Below is how I specified prior means the discrimination parameter from each item:
# Set priors for discrimination parameters
for (item in unique(prior_disc_list2$newID)) {
tmp <- prior_disc_list2[which(prior_disc_list2$newID == item), ]
rows <- prior_list %>% filter(dpar == "disc" & coef == paste0("Item", tmp$newID))
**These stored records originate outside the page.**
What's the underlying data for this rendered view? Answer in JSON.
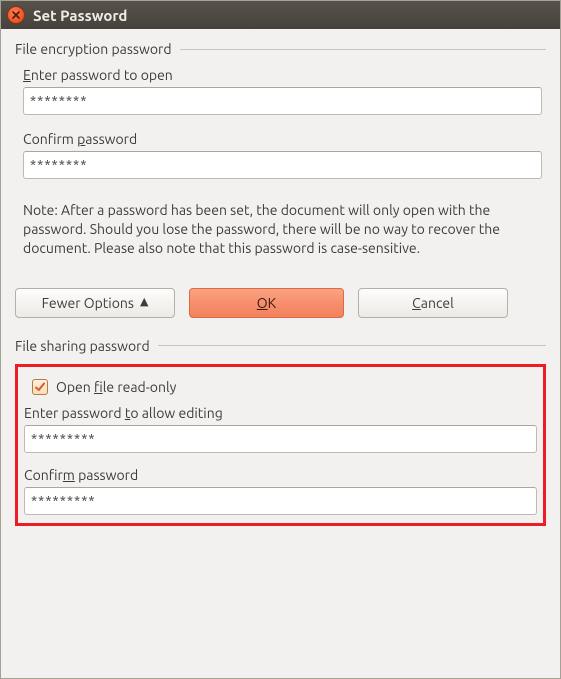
{
  "window": {
    "title": "Set Password"
  },
  "encryption": {
    "group_label": "File encryption password",
    "enter_label_pre": "E",
    "enter_label_post": "nter password to open",
    "enter_value": "********",
    "confirm_label_pre": "Confirm ",
    "confirm_label_u": "p",
    "confirm_label_post": "assword",
    "confirm_value": "********",
    "note": "Note: After a password has been set, the document will only open with the password. Should you lose the password, there will be no way to recover the document. Please also note that this password is case-sensitive."
  },
  "buttons": {
    "options_label": "Fewer Options",
    "ok_pre": "O",
    "ok_u": "K",
    "cancel_u": "C",
    "cancel_post": "ancel"
  },
  "sharing": {
    "group_label": "File sharing password",
    "readonly_pre": "Open ",
    "readonly_u": "f",
    "readonly_post": "ile read-only",
    "readonly_checked": true,
    "enter_label_pre": "Enter password ",
    "enter_label_u": "t",
    "enter_label_post": "o allow editing",
    "enter_value": "*********",
    "confirm_label_pre": "Confir",
    "confirm_label_u": "m",
    "confirm_label_post": " password",
    "confirm_value": "*********"
  }
}
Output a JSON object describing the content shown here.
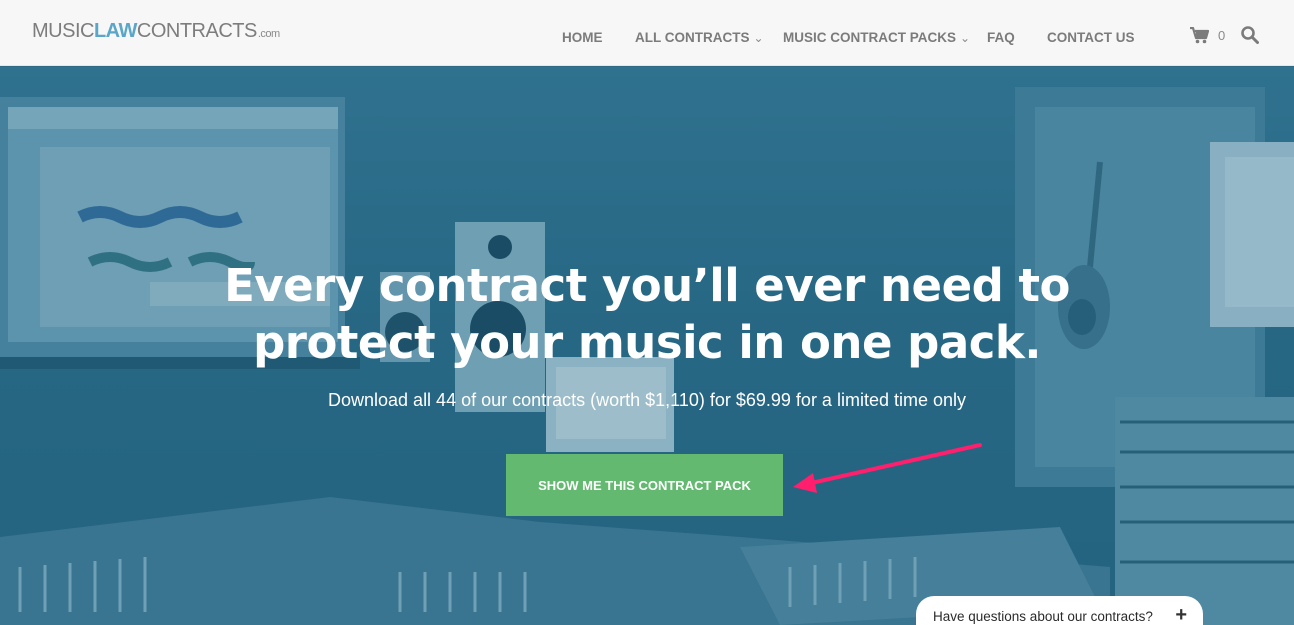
{
  "brand": {
    "part1": "MUSIC",
    "part2": "LAW",
    "part3": "CONTRACTS",
    "suffix": ".com"
  },
  "nav": {
    "items": [
      {
        "label": "HOME"
      },
      {
        "label": "ALL CONTRACTS"
      },
      {
        "label": "MUSIC CONTRACT PACKS"
      },
      {
        "label": "FAQ"
      },
      {
        "label": "CONTACT US"
      }
    ],
    "cart_count": "0",
    "icons": [
      "shopping-cart-icon",
      "search-icon",
      "chevron-down-icon"
    ]
  },
  "hero": {
    "headline_line1": "Every contract you’ll ever need to",
    "headline_line2": "protect your music in one pack.",
    "subline": "Download all 44 of our contracts (worth $1,110) for $69.99 for a limited time only",
    "cta_label": "SHOW ME THIS CONTRACT PACK"
  },
  "chat": {
    "label": "Have questions about our contracts?",
    "icon": "plus-icon"
  },
  "colors": {
    "accent": "#5aa6c8",
    "cta": "#63b96f",
    "arrow": "#ff1f6d",
    "hero": "#2f6b85"
  }
}
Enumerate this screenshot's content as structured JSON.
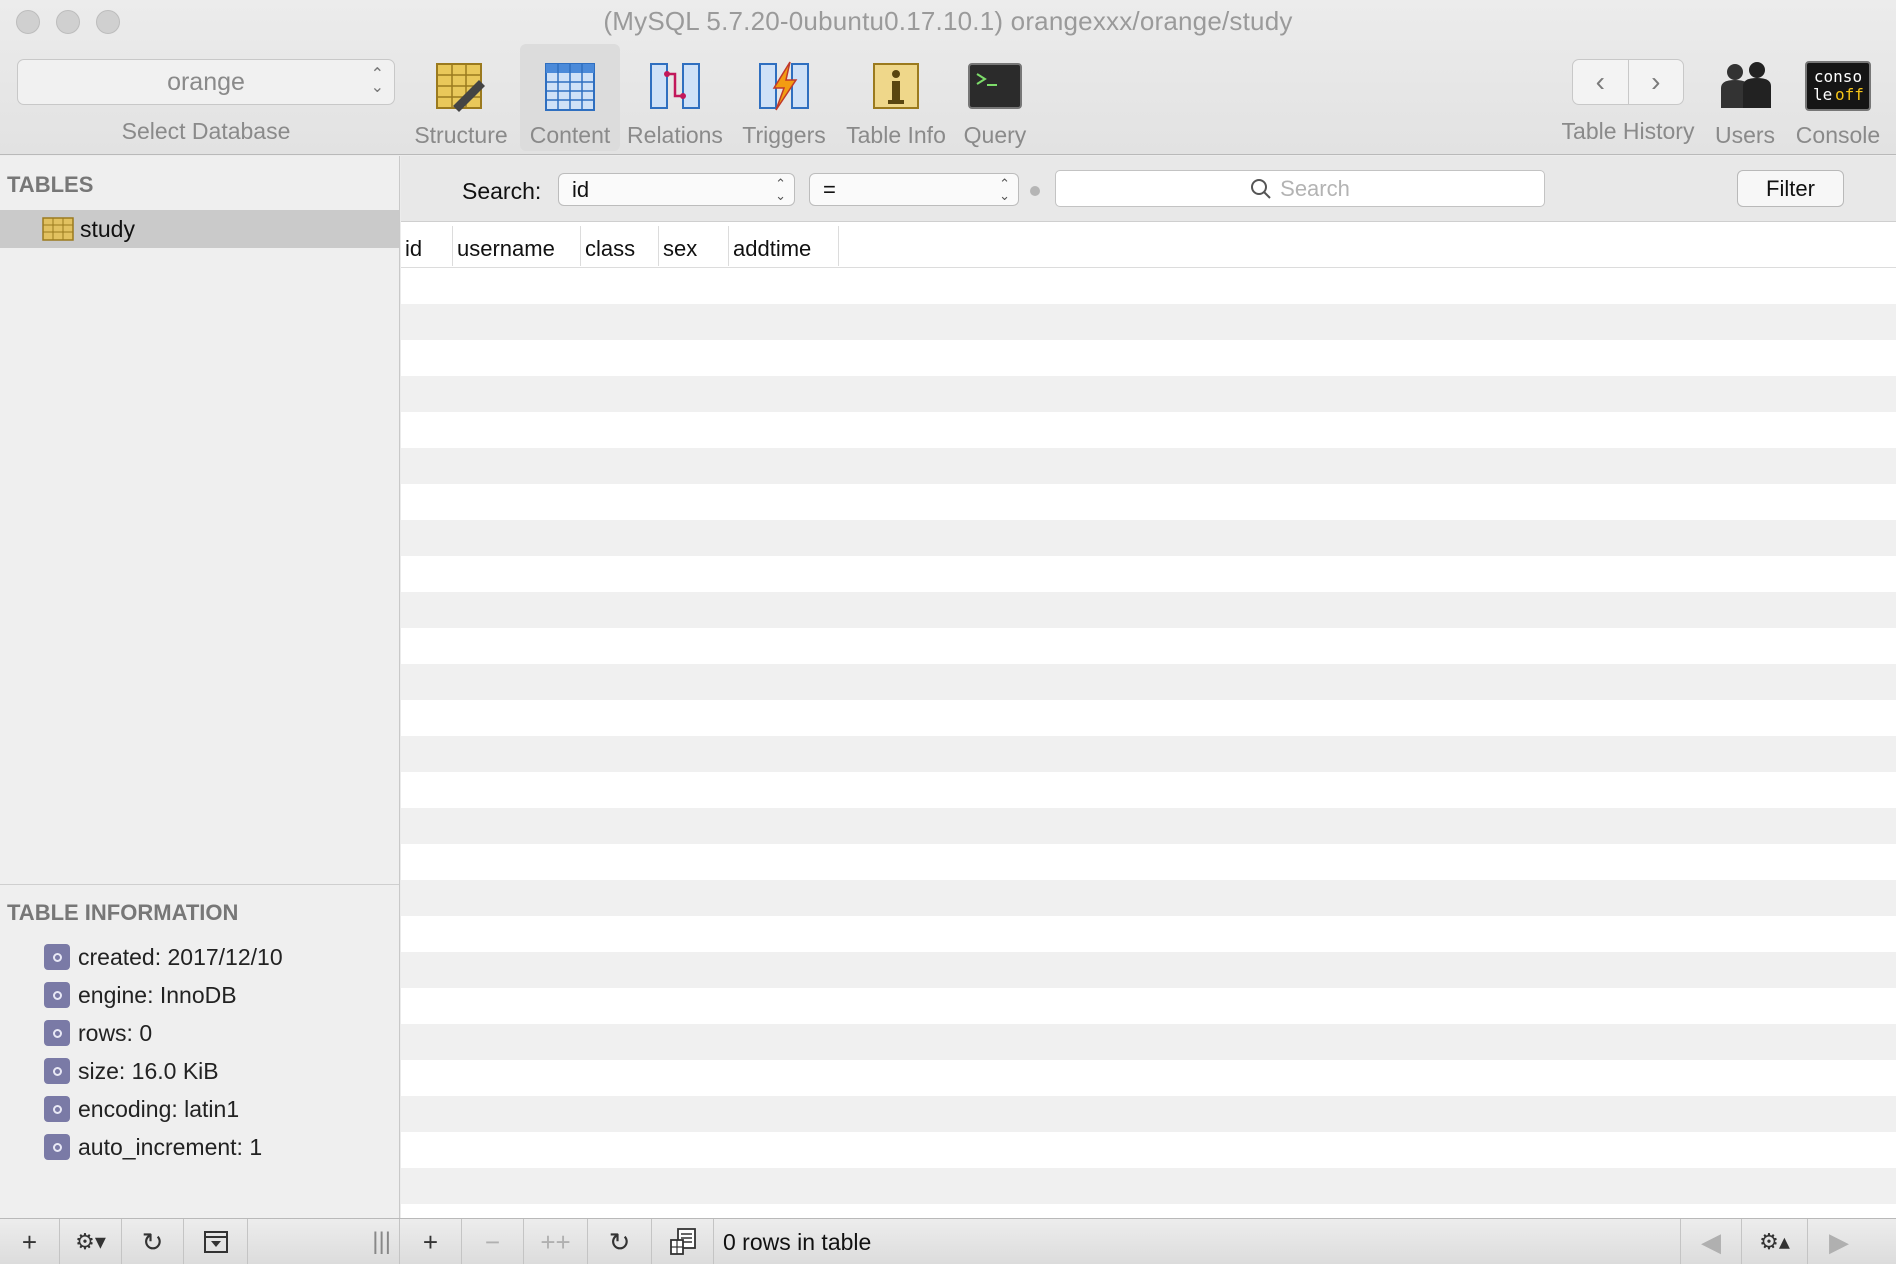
{
  "window": {
    "title": "(MySQL 5.7.20-0ubuntu0.17.10.1) orangexxx/orange/study"
  },
  "toolbar": {
    "database_value": "orange",
    "database_caption": "Select Database",
    "items": [
      {
        "label": "Structure",
        "icon": "structure-icon"
      },
      {
        "label": "Content",
        "icon": "content-icon",
        "active": true
      },
      {
        "label": "Relations",
        "icon": "relations-icon"
      },
      {
        "label": "Triggers",
        "icon": "triggers-icon"
      },
      {
        "label": "Table Info",
        "icon": "table-info-icon"
      },
      {
        "label": "Query",
        "icon": "query-icon"
      }
    ],
    "history_label": "Table History",
    "users_label": "Users",
    "console_label": "Console",
    "console_icon_text_top": "conso",
    "console_icon_text_bottom_a": "le",
    "console_icon_text_bottom_b": "off"
  },
  "sidebar": {
    "tables_heading": "TABLES",
    "tables": [
      "study"
    ],
    "info_heading": "TABLE INFORMATION",
    "info": [
      "created: 2017/12/10",
      "engine: InnoDB",
      "rows: 0",
      "size: 16.0 KiB",
      "encoding: latin1",
      "auto_increment: 1"
    ]
  },
  "filter": {
    "label": "Search:",
    "field_value": "id",
    "operator_value": "=",
    "search_placeholder": "Search",
    "button_label": "Filter"
  },
  "grid": {
    "columns": [
      "id",
      "username",
      "class",
      "sex",
      "addtime"
    ]
  },
  "status": {
    "rows_text": "0 rows in table"
  },
  "colors": {
    "selected_row": "#cacaca",
    "info_bullet": "#7a7aa6",
    "structure_icon": "#e9c85a",
    "content_icon": "#4b8ad9"
  }
}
if (nrow(tmp) != nrow(rows)) {
stop(paste("Error: Mismatch in discrimination rows for item:", item))
}
my_priors[[index]] <- set_prior(
paste0("normal(", log(tmp$predictions2), ",", sdv_disc, ")"),
class = rows[, "class"],
coef = rows[, "coef"],
dpar = rows[, "dpar"]
)
index <- index + 1
}
The tmp$predictions2
above is the vector that contains the predicted values from my previous prediction. You can see that I put log()
because disc
parameter is internally modeled on the log scale—so I put the log-transformed predictions as the prior mean. The prior standard deviation sdv_disc
is my experimental variable —which sdv_disc
yields posterior estimates that are closer to banked values.
The weird thing that I observed is that it seems that there is mismatch in scale from the estimates from data and my prior means.
So here you can see the plots where I plotted “true vs posterior” and “prior vs posterior”. As you can see I plotted both N=200 and N=500, where N=200 means that I used 200 responses for each item and N=500 for 500 responses. As one may see, as I put more responses, the posterior became further from the expected range for the discrimination parameter.
The above made me think that there is some mismatch going on between my prior and the estimates from the data. I think I was correct in using log()
in specifying the prior mean because the b_disc parameter (the disc parameter on the log-scale) is internally exponentiated in Stan. Since the true value is really the calibrated values from the data, the estimates should get closer as I put more data into the model, but opposite is happening…
Would my perception on this issue be correct? From my experimentation, it seems clear to me that there is some mismatch going on between data and prior, but I am not sure how to address this issue. Should I modify my formula to be more sophisticated to solve this issue?
FYI, difficulty parameter estimates behave as expected — scales match between prior and posterior and more data resulted in better results…
Any insights will be greatly helpful… Thank you!!!
@martinmodrak Would you have any insights on this?